Clustering data using DBSCAN and spark_sklearn

3.1k views Asked by At

I want to cluster my input data using DBSCAN and spark_sklearn. I'd like to get the labels of each input instance after clustering. Is it possible?

Reading the documentation on http://pythonhosted.org/spark-sklearn, I tried the following:

temp_data = Spark DataFrame containing 'key' and 'features' columns, 
            where 'features' is a Vector.

ke = KeyedEstimator(sklearnEstimator=DBSCAN(), estimatorType="clusterer")
print ke.getOrDefault("estimatorType") --> "clusterer"

ke.fit_pedict(temp_data) --> ERROR: 'KeyedEstimator' object has no attribute 'fit_predict'

k_model = ke.fit(temp_data)
print k_model.getOrDefault("estimatorType") --> "clusterer"
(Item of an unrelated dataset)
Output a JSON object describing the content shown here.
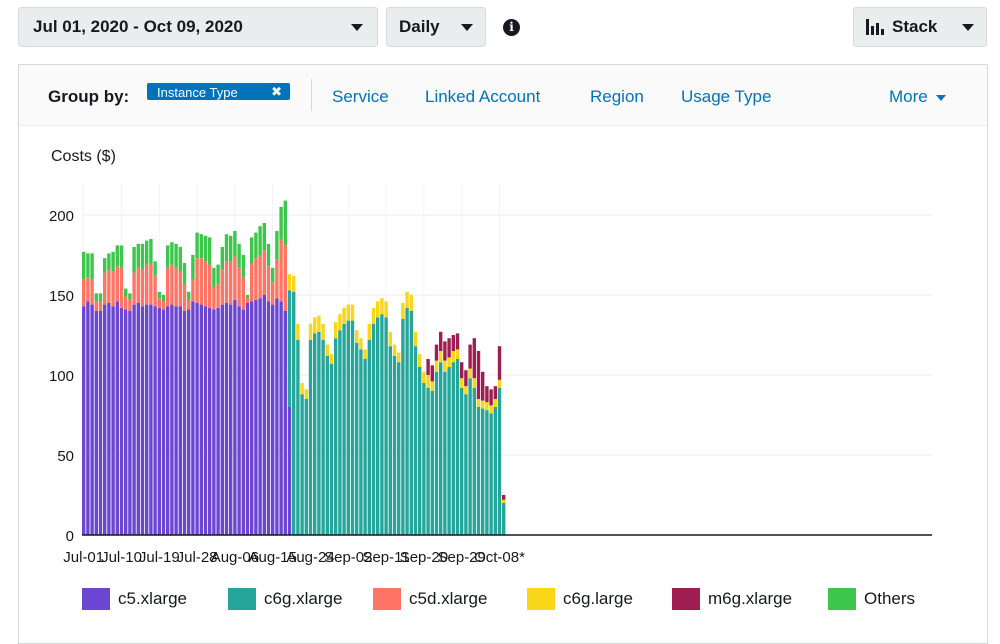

k_model.fit_pedict(temp_data) --> ERROR: 'KeyedModel' object has no attribute 'fit_predict'

k_model.predict(temp_data) --> ERROR: 'KeyedModel' object has no attribute 'predict'

k_model.transform(temp_data) --> ERROR: estimatorType assumed to be a clusterer, but sklearnEstimator is missing fit_predict() 
(NOTE: sklearn.cluster.DBSCAN actually have fit_predict() method)

What I normally do using sklearn (without spark) is to fit (dbscan_model.fit(temp_data-features)) and get labels from the model (labels = dbscan_model.labels_). It is also fine if I can get the 'labels_' attribute using spark-sklearn.
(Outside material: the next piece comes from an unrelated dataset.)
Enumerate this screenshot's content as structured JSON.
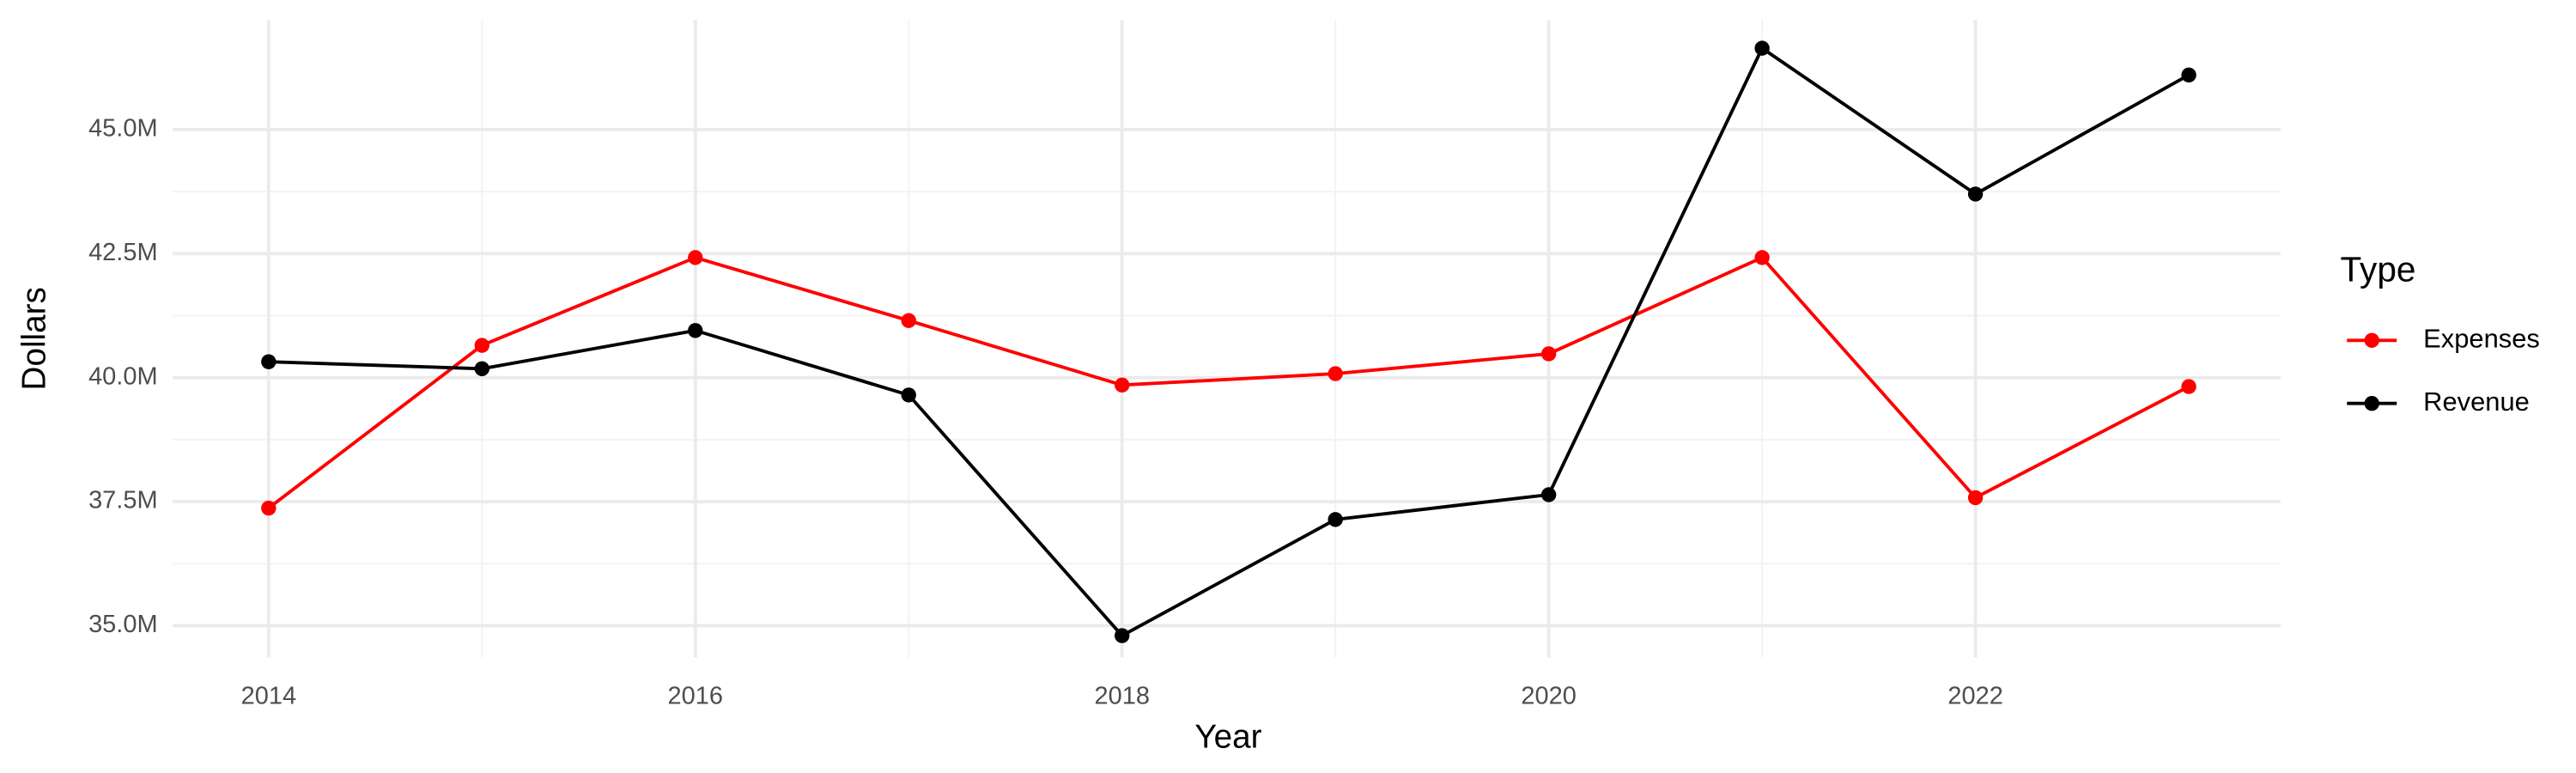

If the above-mentioned calls ('transform' or 'predict') doesn't work, is it possible to get the 'labels_' after fitting data using spark-sklearn? How can I do that? Assuming that we obtained the 'labels_', how can I map the input instances to the labels_? Do they have same order?

2

There are 2 answers

0
user2737636 On

I've managed to get the 'labels_' attribute; however I still don't know if the order of resulting labels are same as the input instances or not.
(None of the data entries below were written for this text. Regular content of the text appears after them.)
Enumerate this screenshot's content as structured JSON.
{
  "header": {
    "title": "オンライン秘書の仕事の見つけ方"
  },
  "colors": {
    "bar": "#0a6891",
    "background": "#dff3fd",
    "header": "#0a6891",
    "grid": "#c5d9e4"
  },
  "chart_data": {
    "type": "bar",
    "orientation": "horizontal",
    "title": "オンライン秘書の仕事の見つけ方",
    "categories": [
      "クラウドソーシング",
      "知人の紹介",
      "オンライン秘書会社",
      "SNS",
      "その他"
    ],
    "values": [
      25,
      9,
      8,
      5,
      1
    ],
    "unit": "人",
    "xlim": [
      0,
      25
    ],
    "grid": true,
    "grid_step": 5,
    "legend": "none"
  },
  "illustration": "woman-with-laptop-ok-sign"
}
temp_data = Spark DataFrame containing 'key' and 'features' columns, 
        where 'features' is a Vector.

ke = KeyedEstimator(sklearnEstimator=DBSCAN())
k_model = ke.fit(temp_data)

def getLabels(model):
    return model.estimator.labels_

labels_udf = udf(lambda x: getLabels(x).tolist(), ArrayType(IntegerType()))("estimator").alias("labels")
res_df = km_dbscan.keyedModels.select("key", labels_udf)
2
eliasah On

It's just possible in the case of KMeans, in which we can predict cluster labels, since the scikit-learn estimator provides this functionality.

Unfortunately, this is not the case for some other clusterers, such as DBSCAN.